Having worked side by side with Dick Cheney and Donald Rumsfeld way back in 1968-69, I was anxious to see how Hollywood would depict them in the just released movie “Vice.” Not surprisingly, given the groupthink politics of Hollywood, both came off in a very negative light.
The opening scenes show Cheney being arrested on a DUI and participating in a barroom brawl. They quickly establish that he’s a Yale dropout. The tough carouser portrayal doesn’t square with the Cheney I drank a few beers with when he was in his late 20s. He wasn’t a big man; he wasn’t very muscular; he didn’t drink a lot. The young Cheney was personally affable, not pugnacious.
He was smart and already a political operative. That started in Wisconsin. After graduating with a baccalaureate from the University of Wyoming in his home state, he started a Ph.D. program at UW — Madison, didn’t finish, switching to political work for Republican Gov. Warren Knowles.
He was already a conservative. He didn’t switch opportunistically when he hit D.C., as the film contends.
We were both Congressional Fellows and ended up in Rumsfeld’s office. Therein lies another distortion in the film. Rumsfeld, who was close to the American Political Science Association, is shown addressing the new fellows and repeatedly using off-color language.
For 13 months, I served as his press aide in Congress and later in the Nixon Cabinet when he was picked to run the poverty program. I can’t remember him using coarse language. He may have, but I never heard it.
The film’s main message was that Rumsfeld and Cheney, political allies for more than three decades, were all about seeking and holding power, not about doing the right stuff. They certainly were very ambitious.
But let’s not be naive. Seeking power is a way of life in Washington, D.C. At least half the denizens of the halls of the Capitol are on the make for higher positions. It’s not all bad. If a politician has some passions for certain causes, he or she gets a lot more done when in the driver’s seat than when not.
Power is like money. It can be put to good use as well as otherwise.
When President Nixon plucked Rumsfeld out of the House to head the Office of Economic Opportunity, Rummy insisted on being in the Cabinet. He took a couple of months to assess the myriad of programs created by the social engineers in the vanguard of the war on poverty. Then he went to the Hill and used his chits with congressional friends on both sides of the aisle to save Head Start.
He also sanctioned experiments with a negative income tax and a contraception program in Appalachia. The film depicts Rummy as smarmy and conniving. I saw a real guy, plenty smart enough, who wanted to reform every organization he led.
Cheney was his head staff guy as he worked to stave off GOP efforts to disband the entire poverty agency.
Despite the opportunity to stay in the halls of power, I returned to Wisconsin as a newsman. So I wasn’t close by as Cheney and Rumsfeld rose even higher to roles as defense secretaries, chiefs of staff and Cheney to “vice.”
They were not hyper-partisan or neo-cons as young men, but they certainly hardened their views of the world after serving as defense secretaries.
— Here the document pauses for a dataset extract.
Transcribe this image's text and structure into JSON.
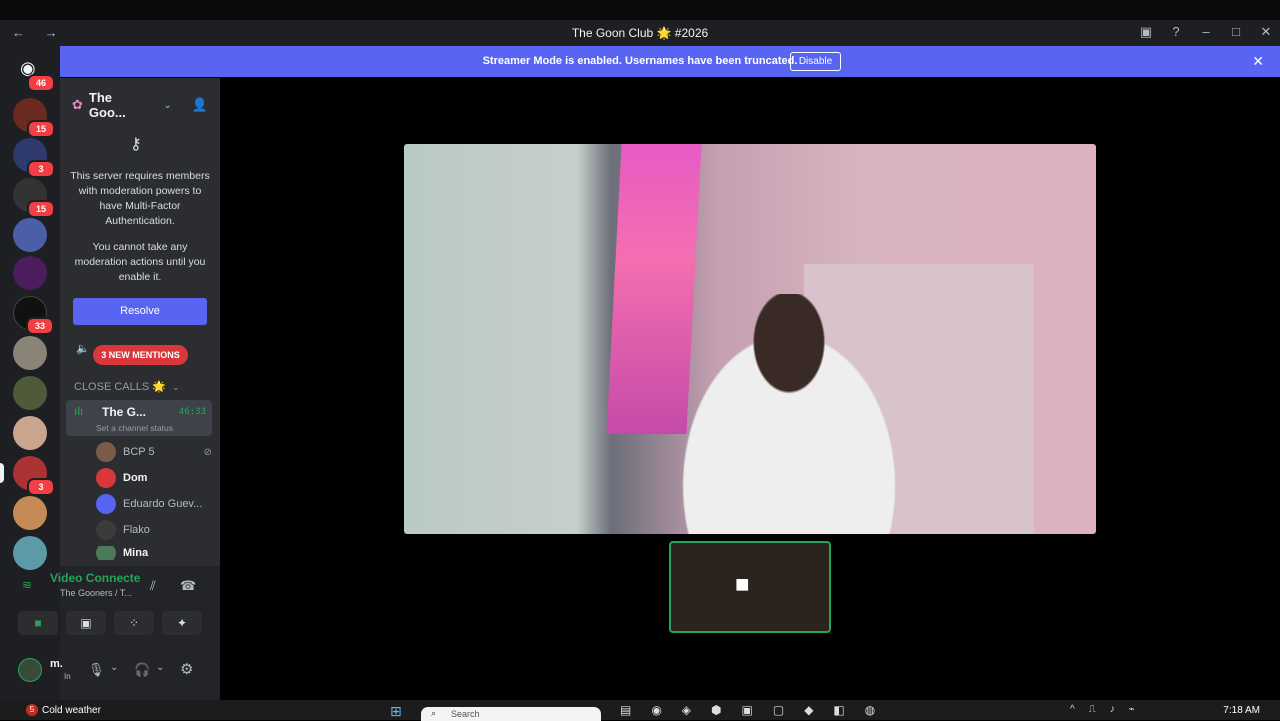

Those daily briefings must have scared the hell out of them. They were determined to quell the terrorist bases of support in the world. After 9/11 they were obsessed with anti-terrorism.
You can argue they overreacted, but you aren’t sitting in the hot seat.
It is my best explanation for why they made the strategic blunder of going to war in Iraq in 2003. By almost all accounts, it was a colossal mistake that further destabilized the Middle East and cost many lives.
They didn’t learn from President H.W. Bush, who went into Kuwait with good intelligence, defined objectives, a solid international alliance, support from Congress and a defined exit plan. H.W. got in, kicked butt and got out.
Their miscalculation recalls why and how we got into the Vietnam war. The best and brightest, “the whiz kids, ”like Defense Secretary Robert McNamara over-reacted to the spread of communism. Standing off the Russians over Berlin had to be done. With the benefit of hindsight, getting involved in what turned out to be a civil war in Vietnam did not. It was also an over-reaction.
In his first campaign, George W. Bush said he never wanted to be a nation builder. His close advisers Cheney and Rumsfeld got him into that business. And we are still there.
That said, the producers of “Vice” executed a hit job on two long-serving patriotic Americans, who together made a lot of good calls along with a couple of big, bad ones.
Fortunately, there were only three other people in the Hartford theater the night I was there.